Djokovic relies on mental strength after 'most demanding' match of his career

A five-hour epic against Roger Federer tested all the mental fortitude of Novak Djokovic, who lifted the Wimbledon title for the fifth time.

Novak Djokovic celebrates edging a Wimbledon epic.

Novak Djokovic celebrates edging a Wimbledon epic.   -  Getty Images

Novak Djokovic felt Sunday's epic Wimbledon final against Roger Federer was the most mentally challenging match of his career as he called on all his psychological strength to edge a five-set thriller.

World number one Djokovic prevailed 7-6 (7-5) 1-6 7-6 (7-4) 4-6 13-12 (7-3) after almost five hours on Centre Court on Sunday.

Djokovic rescued two championship points at 8-7 down in the final set before going on to claim his 16th grand slam title with a fifth triumph at the All England Club.

"It was probably the mentally most demanding match I was ever part of," Serbian star Djokovic told a news conference.

"I had the most physically demanding match against [Rafael] Nadal in the [2012] finals of Australia that went almost six hours. But mentally this was different level, because of everything.

READ: One of the best against one of the greatest - Djokovic revels in 'quite unreal' win

"I obviously try to play the match in my mind before I go on the court.
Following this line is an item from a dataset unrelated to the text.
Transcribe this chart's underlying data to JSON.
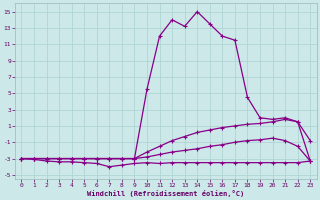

I probably could not play this kind of scenario.

"I always try to imagine myself as a winner. I think there is a power to that. Also there has to be, next to the willpower, strength that comes not just from your physical self, but from your mental and emotional self. For me, at least, it's a constant battle within, more than what happens outside.

"You need to be constantly playing well throughout five hours if you want to win a match like this. I guess there is an endurance part. But I think there is always this self-belief.

"You have to keep reminding yourself that you're there for a reason and that you are better than the other guy.

"As hard as the moment is that you are in, the more you have to remind yourself, the more you have to talk to yourself. That's at least in my case."

Victory saw Djokovic move to within four of Federer's record number of men's singles grand slam wins, but the 32-year-old is not setting an explicit target to overhaul the Swiss maestro.

"Whether I'm going to be able to do it or not, I don't know," Djokovic said. "I mean, I'm not really looking at age as a restriction of any kind for me at least. What I said on the court, I really meant it: Roger really inspires me with his effort at his age.

"It just depends how long I'm going to play. It depends not only on myself, it depends on circumstances in life. I'm not just a tennis player, I'm a father and a husband. You have to balance things out."